Irresponsabilité du banquier si le concours assorti de garanties exagérées n’est pas lui-même fautif
L’irresponsabilité du banquier si le concours assorti de garanties exagérées n’est pas lui-même fautif.
Selon l’article L. 650-1 du Code de commerce :
Lorsqu’une procédure de sauvegarde, de redressement judiciaire ou de liquidation judiciaire est ouverte, les créanciers ne peuvent être tenus pour responsables des préjudices subis du fait des concours consentis, sauf les cas de fraude, d’immixtion caractérisée dans la gestion du débiteur ou si les garanties prises en contrepartie de ces concours sont disproportionnées à ceux-ci.
Pour le cas où la responsabilité d’un créancier est reconnue, les garanties prises en contrepartie de ses concours peuvent être annulées ou réduites par le juge
Le législateur a estimé qu’un motif d’intérêt général, en l’occurrence la préservation de l’activité économique et de l’emploi, justifiait de mettre les prêteurs à l’abri de procès pour soutien abusif, afin de les inciter à secourir les entreprises en difficultés.
L’irresponsabilité des dispensateurs de crédit n’est cependant pas absolue puisqu’elle disparaît dans « les cas de fraude, d’immixtion caractérisée dans la gestion du débiteur, ou si les garanties prises en contrepartie de ces concours sont disproportionnées à ceux-ci ».
Le Conseil constitutionnel a d’ailleurs fait savoir que, sans exceptions légales au statut d’intouchables dont jouissent les établissements de crédit et autres créanciers professionnels, il n’aurait pas validé ce texte dérogatoire à l’égalité des sujets face à l’obligation de réparer les dommages fautivement causés à autrui.
La Cour de cassation a précisé le rôle exact que joue la disproportion des garanties comme circonstance pouvant déboucher sur la mise en œuvre de la responsabilité d’un banquier. Ainsi, la démesure des garanties réclamées n’est pas une source autonome de responsabilité bancaire mais constitue simplement une situation prérequise qui permet au droit commun de retrouver son empire, en autorisant le demandeur à apporter la preuve qu’il est victime d’un crédit fautif.

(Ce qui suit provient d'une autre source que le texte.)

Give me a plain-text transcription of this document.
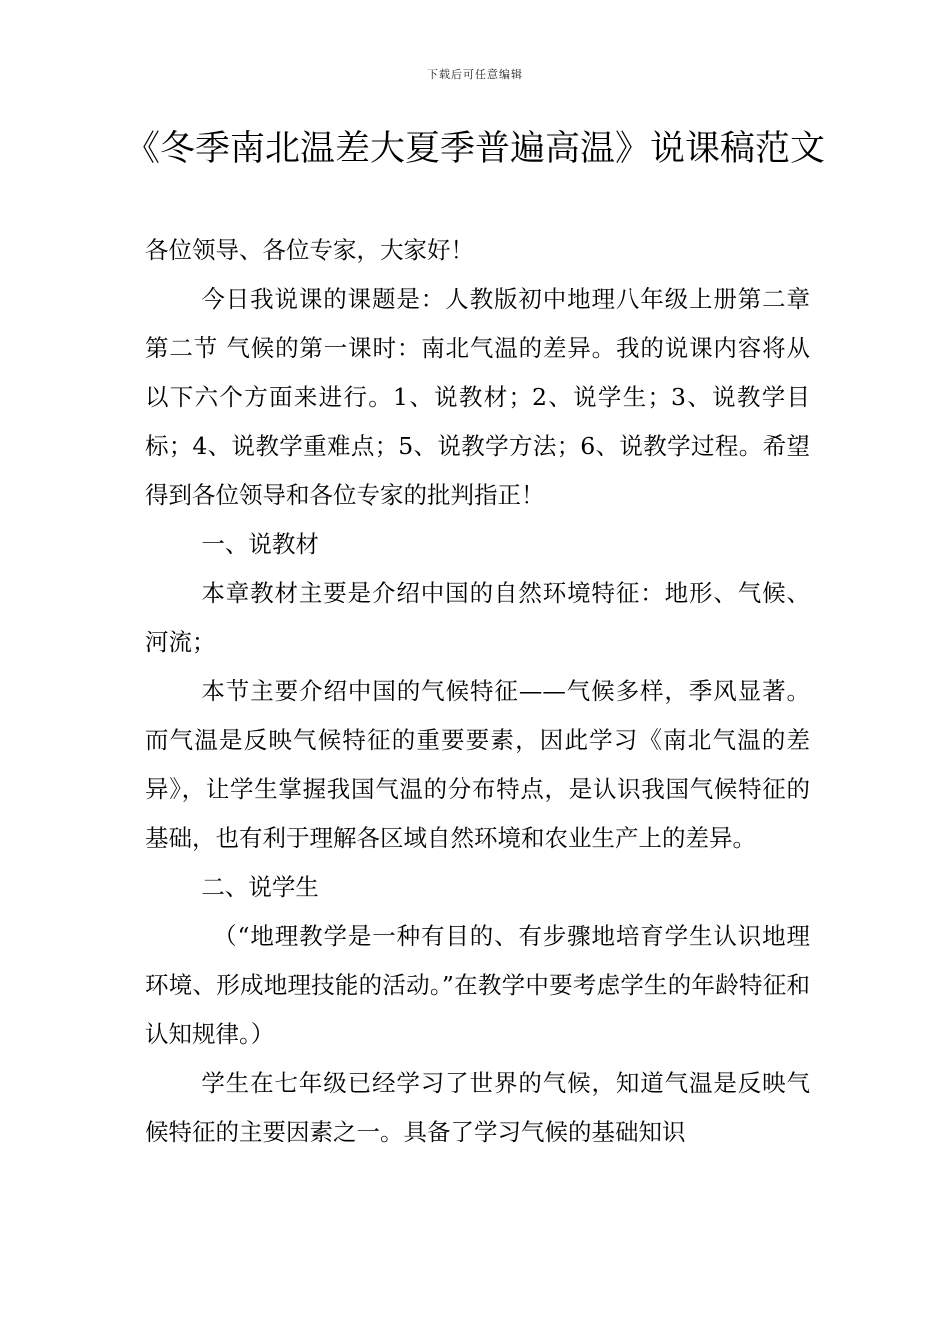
下载后可任意编辑
《冬季南北温差大夏季普遍高温》说课稿范文

各位领导、各位专家，大家好！

今日我说课的课题是：人教版初中地理八年级上册第二章第二节 气候的第一课时：南北气温的差异。我的说课内容将从以下六个方面来进行。1、说教材；2、说学生；3、说教学目标；4、说教学重难点；5、说教学方法；6、说教学过程。希望得到各位领导和各位专家的批判指正！

一、说教材

本章教材主要是介绍中国的自然环境特征：地形、气候、河流；

本节主要介绍中国的气候特征——气候多样，季风显著。而气温是反映气候特征的重要要素，因此学习《南北气温的差异》，让学生掌握我国气温的分布特点，是认识我国气候特征的基础，也有利于理解各区域自然环境和农业生产上的差异。

二、说学生

（“地理教学是一种有目的、有步骤地培育学生认识地理环境、形成地理技能的活动。”在教学中要考虑学生的年龄特征和认知规律。）

学生在七年级已经学习了世界的气候，知道气温是反映气候特征的主要因素之一。具备了学习气候的基础知识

En l’espèce, c’est une caution qui recherchait la responsabilité de la banque laquelle avait par acte octroyé un prêt d’un montant de 200.000 € destiné à la consolidation de son fonds de roulement. Le directeur général de la société s’était porté caution solidaire du remboursement des échéances mensuelles, dans la limite de 120 000 €. La créance de la banque était en outre garantie par des bons de caisse remis en nantissement pour une valeur de 200 000 €.
Le tribunal de commerce avait prononcé la mise en liquidation judiciaire de la société.
Actionné en paiement au titre de son engagement de caution, le dirigeant social invoquait les dispositions de l’article L. 650-1, en arguant du caractère exagéré de la double précaution prise par la banque, qui a obtenu à la fois une sûreté personnelle et un nantissement.
La banque lui rétorque qu’en l’absence de preuve établie d’un soutien abusif, elle n’est pas tenue de verser des dommages et intérêts en vertu de cet article.
Ainsi la caution doit démontrer en quoi le prêt bancaire litigieux était fautif pour bénéficier des dispositions de l’article L 650-1 du Code de commerce.
L’article L. 650-1 affirme que l’irresponsabilité du banquier peut prendre fin dans l’hypothèse d’un crédit flanqué de garanties disproportionnées.
1. Le rôle de la disproportion des garanties souscrites visée à l’article L. 650-1 du code de commerce
La responsabilité civile du banquier pour faute dans l’octroi du crédit est subordonnée à la démonstration préalable d’un cas d’ouverture, ici l’excès de garanties (A). Partant, est écartée une approche beaucoup moins favorable au banquier, considérant que tout manquement à son devoir de modération dans l’usage des garanties l’exposerait à une action en responsabilité (B).
A. L’exigence d’un crédit fautif et des garanties disproportionnées
Selon l’analyse qu’adopte la Cour de cassation, la prise de garanties disproportionnées est un élément qui conditionne l’exercice d’une action en responsabilité contre le créancier, mais le succès de cette initiative procédurale reste soumis à la preuve d’un financement fautif.
L’illégitimité du crédit doit par conséquent être démontrée.
Il faut démontrer un soutien abusif de crédit. Cette notion conserve donc son intérêt car le demandeur échouera s’il ne parvient pas à caractériser l’anormalité du crédit.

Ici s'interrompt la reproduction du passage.